A sociedade, hoje, visa o estímulo para o desempenho escolar e profissional. O que temos de mostrar para nossas crianças é que a qualidade dos relacionamentos vai determinar o futuro do indivíduo. Nos primeiros anos de vida, os estímulos devem ser voltados para o contato interpessoal com os pais, cuidadores, os estímulos sensoriais e táteis. A criança é uma exploradora nata em seus primeiros anos, curiosa por natureza. Dentro do ambiente, ela vai mexer, abrir gaveta, subir nas coisas. Despertarmos e protegermos essa curiosidade é muito importante. Ela precisa explorar o ambiente - obviamente sob supervisão dos responsáveis. Hoje, temos uma falsa sensação de que o melhor é proteger e deixar a criança dentro de casa, com todas as ferramentas de segurança. Às vezes, estamos é privando essa criança de estímulos mais qualificados e que têm melhor relação com o desenvolvimento neuropsicomotor.
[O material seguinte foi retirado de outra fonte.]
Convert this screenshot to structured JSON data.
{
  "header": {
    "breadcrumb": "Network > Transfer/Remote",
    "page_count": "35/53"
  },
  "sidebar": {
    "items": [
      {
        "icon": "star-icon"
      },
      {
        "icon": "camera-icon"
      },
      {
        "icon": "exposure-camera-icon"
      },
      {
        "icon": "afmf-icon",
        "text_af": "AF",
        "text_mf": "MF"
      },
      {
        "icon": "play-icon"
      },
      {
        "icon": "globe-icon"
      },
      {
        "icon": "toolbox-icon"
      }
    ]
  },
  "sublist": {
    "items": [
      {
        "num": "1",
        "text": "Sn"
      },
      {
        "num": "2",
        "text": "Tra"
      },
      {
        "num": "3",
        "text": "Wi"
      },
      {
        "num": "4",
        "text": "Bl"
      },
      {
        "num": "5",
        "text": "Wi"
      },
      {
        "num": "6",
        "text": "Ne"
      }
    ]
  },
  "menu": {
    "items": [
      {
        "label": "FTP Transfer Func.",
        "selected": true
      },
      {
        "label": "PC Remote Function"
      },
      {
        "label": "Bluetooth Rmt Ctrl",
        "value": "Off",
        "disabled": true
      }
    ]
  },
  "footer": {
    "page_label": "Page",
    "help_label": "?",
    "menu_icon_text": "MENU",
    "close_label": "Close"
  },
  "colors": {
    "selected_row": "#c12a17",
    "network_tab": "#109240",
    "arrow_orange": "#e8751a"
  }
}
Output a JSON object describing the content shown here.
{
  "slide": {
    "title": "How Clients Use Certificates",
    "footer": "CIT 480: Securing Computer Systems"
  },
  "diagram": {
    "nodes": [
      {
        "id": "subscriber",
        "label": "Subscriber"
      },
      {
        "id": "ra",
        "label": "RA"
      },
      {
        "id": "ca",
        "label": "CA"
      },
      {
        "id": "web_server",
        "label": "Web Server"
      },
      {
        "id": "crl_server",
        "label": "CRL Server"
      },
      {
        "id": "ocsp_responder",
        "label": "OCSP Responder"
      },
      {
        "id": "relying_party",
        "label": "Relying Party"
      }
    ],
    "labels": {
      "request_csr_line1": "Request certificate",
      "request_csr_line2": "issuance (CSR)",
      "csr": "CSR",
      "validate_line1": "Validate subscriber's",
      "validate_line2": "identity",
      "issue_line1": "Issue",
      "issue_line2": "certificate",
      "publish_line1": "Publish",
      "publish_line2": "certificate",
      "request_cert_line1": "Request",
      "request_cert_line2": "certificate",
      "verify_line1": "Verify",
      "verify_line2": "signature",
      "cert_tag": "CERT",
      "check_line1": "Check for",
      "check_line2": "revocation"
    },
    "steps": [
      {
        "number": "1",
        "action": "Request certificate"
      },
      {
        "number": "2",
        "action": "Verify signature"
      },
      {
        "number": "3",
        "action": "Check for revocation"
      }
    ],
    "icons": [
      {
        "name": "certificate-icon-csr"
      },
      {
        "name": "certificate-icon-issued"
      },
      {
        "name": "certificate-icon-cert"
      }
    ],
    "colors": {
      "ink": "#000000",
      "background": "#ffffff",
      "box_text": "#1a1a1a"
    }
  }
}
Casos de TDAH e do transtorno opositivo-desafiador também têm preocupado os pais...
Desvios de comportamento, de fato, estão mais frequentes. Oposição e desafio são comuns em todo desenvolvimento. Quando isso está em intensidade muito grande, que interfere nas relações das crianças com os cuidadores, isso passa a ser um transtorno (ou seja, apenas quando causa algum prejuízo no relacionamento ou desenvolvimento). Há vários estudos que demonstram que crianças confinadas e muito expostas a telas perdem capacidade de autorregulação, de se submeter a controle externo, então reagem de forma desproporcional a regras, a qualquer situação que lhes cause algum nível de frustração. Juntamente com isso, vemos que os comportamentos mais hipercinéticos, hiperativos, têm se tornado mais frequentes nas crianças expostas às telas. Pais acham que as telas acalmam as crianças, sendo que, na verdade, essas situações levam o cérebro a reagir, na ausência de estímulos visuais, de forma diferente: crianças ficam mais impacientes, intolerantes, irritadas e hiperativas - simulando muitas vezes sintomas de transtorno de déficit de atenção.
Como o senhor vê a comparação entre o consumo de telas atual e o consumo de cigarro há algumas décadas, quando era normal e até incentivado o consumo ilimitado?
O volume de estudos científicos bem conduzidos sobre o impacto das telas tem aumentado bastante, e ainda vamos precisar ver o que vai sair disso tudo. Mas, essa comparação é feliz no seguinte aspecto: alguns jogos, alguns funcionamentos de redes sociais causam no cérebro mecanismos de re-entrada e de recompensa, os mesmos que o tabaco e o álcool, que causam dependência. O vício em videogame é algo real e vai entrar no Código Internacional de Doenças (CID). A quantidade e frequência de exposição, em algumas pessoas, pode desencadear uso descontrolado e dependência. Precisamos ter uma relação mais organizada com a tecnologia. E, se hoje não podemos separar o mundo real do digital mais, o que nos cabe? Saber como, quanto e quando usar.